# Good News: Stephane Deneve & the Promotion of New Music



## Alypius (Jan 23, 2013)

Stéphane Denève has just been appointed chief conductor of the Brussels Philharmonic. That's what's getting the news. But more interesting is a second position that has come along with it. According to BBC Music Magazine's _Classical-music.com_ website, Deneve has also been appointed "as the inaugural director of the Centre for Future Orchestral Repertoire (Cffor), a research institution dedicated to discovering the music of the current century." The article says that the Centre for Future Orchestra Repertoire aims "to create an extensive online database of music that is being composed in the 21st century, which can be used to track key developments in repertoire. To achieve this Cffor is gathering information on works premiered since January 2000 by professional symphonic ensembles of 60 players or more."

Finally it quotes Denève's critique of the current orchestral fare and promise to change things:



> "Many of the world's orchestras, in my view, follow an unhealthy repertoire diet - 21st-century music amounts to less than 5 per cent of their activity ... I will programme at least one 21st-century piece in each of my concerts with the Brussels Philharmonic."


The article, by the way, is here:
http://www.classical-music.com/news/stéphane-denève-appointed-chief-conductor-brussels-philharmonic

All a healthy sign, in my view. I would like to tap on people's knowledge base here and ask:

How have works over the course of the 20th century made their way into the repertoire? 
What role did commissions play? Conductors? Critics? The public? Other advocates? 
What have sometimes been the ups and downs of the process?


----------



## ComposerOfAvantGarde (Dec 2, 2011)

Good thing for composers! I do hope audience snobbery doesn't amount to a lesser number of tickets being sold though. My local symphony orchestra every year puts on a festival of new music, three orchestral concerts showcasing a resident composer (and a winning composition of a younger local composer) and a large number of chamber performances of premieres by local composers as well as international ones. So far this has been a huge success and I have never heard of any negative criticism of this idea....it would be interesting to see how Brussels Phil goes with audience reception. I hope it is as successful, or more!


----------



## Alypius (Jan 23, 2013)

The idea of a "artist-in-residence" (and the funding that goes along with that) has been a fairly successful way that I've heard of. John Adams got a good jumpstart to his composing career by becoming the artist-in-residence for the San Francisco Symphony. Here, by the way, is a link to a talk Adams gave at the San Francisco Conservatory of Music, talking about his early teaching experiences and how the Conservatory became a venue that helps his composing:
http://www.earbox.com/essays-by-john-adams/conservatory-days

I know that Robert Spano of the Atlanta Symphony and Michael Stern of the Kansas City Symphony are both advocates of and conductors of new music. Spano has promoted Osvaldo Golijov's _Pasion segun san Marcos_ and _Oceana_, Christopher Theofanidis' _Rainbow Body_, Jennifer Higdon's _blue cathedral_ and _Concerto for Orchestra_, Michael Gandolfi's _Garden of Cosmic Speculation_. While not all of these works appeal to me personally, I appreciate Spano's efforts.
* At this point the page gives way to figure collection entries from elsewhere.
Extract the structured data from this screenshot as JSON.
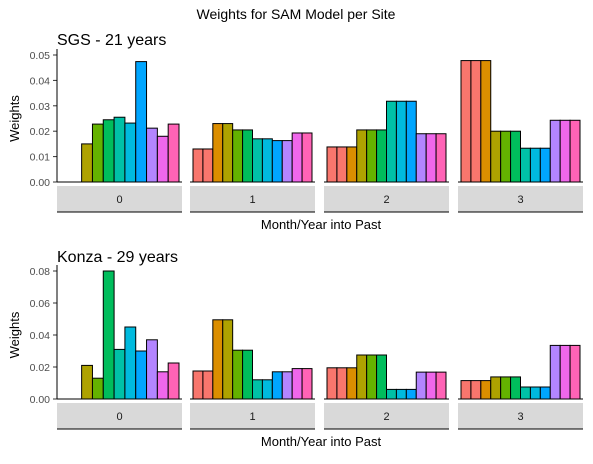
{
  "title": "Weights for SAM Model per Site",
  "bar_colors": [
    "#F8766D",
    "#DB8E00",
    "#AEA200",
    "#64B200",
    "#00BD5C",
    "#00C1A7",
    "#00BADE",
    "#00A6FF",
    "#B385FF",
    "#EF67EB",
    "#FF63B6"
  ],
  "chart_data": [
    {
      "type": "bar",
      "title": "SGS - 21 years",
      "xlabel": "Month/Year into Past",
      "ylabel": "Weights",
      "ylim": [
        0,
        0.05
      ],
      "yticks": [
        "0.00",
        "0.01",
        "0.02",
        "0.03",
        "0.04",
        "0.05"
      ],
      "ytick_values": [
        0,
        0.01,
        0.02,
        0.03,
        0.04,
        0.05
      ],
      "facets": [
        {
          "label": "0",
          "values": [
            0,
            0,
            0.015,
            0.0228,
            0.0245,
            0.0255,
            0.0232,
            0.0474,
            0.0212,
            0.018,
            0.0228
          ]
        },
        {
          "label": "1",
          "values": [
            0.013,
            0.013,
            0.023,
            0.023,
            0.0205,
            0.0205,
            0.017,
            0.017,
            0.0163,
            0.0163,
            0.0193,
            0.0193
          ]
        },
        {
          "label": "2",
          "values": [
            0.0138,
            0.0138,
            0.0138,
            0.0205,
            0.0205,
            0.0205,
            0.0318,
            0.0318,
            0.0318,
            0.019,
            0.019,
            0.019
          ]
        },
        {
          "label": "3",
          "values": [
            0.0478,
            0.0478,
            0.0478,
            0.02,
            0.02,
            0.02,
            0.0133,
            0.0133,
            0.0133,
            0.0243,
            0.0243,
            0.0243
          ]
        }
      ]
    },
    {
      "type": "bar",
      "title": "Konza - 29 years",
      "xlabel": "Month/Year into Past",
      "ylabel": "Weights",
      "ylim": [
        0,
        0.08
      ],
      "yticks": [
        "0.00",
        "0.02",
        "0.04",
        "0.06",
        "0.08"
      ],
      "ytick_values": [
        0,
        0.02,
        0.04,
        0.06,
        0.08
      ],
      "facets": [
        {
          "label": "0",
          "values": [
            0,
            0,
            0.021,
            0.013,
            0.08,
            0.031,
            0.045,
            0.03,
            0.037,
            0.017,
            0.0225
          ]
        },
        {
          "label": "1",
          "values": [
            0.0175,
            0.0175,
            0.0495,
            0.0495,
            0.0305,
            0.0305,
            0.012,
            0.012,
            0.017,
            0.017,
            0.019,
            0.019
          ]
        },
        {
          "label": "2",
          "values": [
            0.0195,
            0.0195,
            0.0195,
            0.0275,
            0.0275,
            0.0275,
            0.006,
            0.006,
            0.006,
            0.0168,
            0.0168,
            0.0168
          ]
        },
        {
          "label": "3",
          "values": [
            0.0115,
            0.0115,
            0.0115,
            0.0138,
            0.0138,
            0.0138,
            0.0075,
            0.0075,
            0.0075,
            0.0335,
            0.0335,
            0.0335
          ]
        }
      ]
    }
  ]
}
Does anyone know the story of Serge Koussevitzky? I have read that he played a pivotal role during Bartok's career in the U.S., that he had a hand in getting _Concerto for Orchestra_ commissioned.


----------



## Mahlerian (Nov 27, 2012)

Alypius said:


> Does anyone know the story of Serge Koussevitzky? I have read that he played a pivotal role during Bartok's career in the U.S., that he had a hand in getting _Concerto for Orchestra_ commissioned.


He was a great champion of new music. He also commissioned Stravinsky's _Symphony of Psalms_!

A name of the utmost importance for the post-WWII avant-garde was Paul Sacher, whose name ended up forming the Sacher hexachord!


----------



## Guest (Jul 2, 2014)

*The bad news, however, is...*



Alypius said:


> Cffor is gathering information on works premiered since January 2000 by professional symphonic ensembles of 60 players or more.


that this is not where new music has been happening, by and large, since, oh, 1960 or so.

So only a very narrow band of new music will be captured with this gathering.

We will continue to hear about (and hear the music of) Unsuk Chin and Kaaji Saariaho, which is fine, but we will also continue not to hear about (or hear the music of) Beranger Maximin and Emmanuelle Gibello, which is not fine.

I know some people, like Jon Christopher Nelson, who would gladly write for symphony orchestras if they would only get some return on that work--you know, money or performances or both. But so far as I know, people like Beranger and Emmanuelle aren't even interested in writing for "professional symphonic ensembles of 60 players or more." They like electronics.

The biggest danger to this kind of focus, very narrow focus, is that it is seen as not narrow at all, but as the news and the encouragement of "new music."

It is news about and the encouragement of a very narrow slice of new music. And when a very narrow slice masquerades as the whole pie, we're in deep trouble.


----------



## ComposerOfAvantGarde (Dec 2, 2011)

some guy said:


> that this is not where new music has been happening, by and large, since, oh, 1960 or so.
> 
> So only a very narrow band of new music will be captured with this gathering.
> 
> ...


This is one of the reasons why the new music festival I mentioned doesn't limit to orchestral concerts.


----------



## Ukko (Jun 4, 2010)

some guy said:


> that this is not where new music has been happening, by and large, since, oh, 1960 or so.
> 
> So only a very narrow band of new music will be captured with this gathering.
> 
> ...


Those composers don't 'feature' orchestral music, let them eat cake.


----------



## Kilgore Trout (Feb 26, 2014)

some guy said:


> that this is not where new music has been happening, by and large, since, oh, 1960 or so.
> 
> So only a very narrow band of new music will be captured with this gathering.
> 
> ...


That makes no sense at all. They're making a Centre for Future *Orchestra* Repertoire, to expand the *orchestras*' repertoire. You can't criticize them for not including composers who DON'T WANT to write for *orchestras*.


----------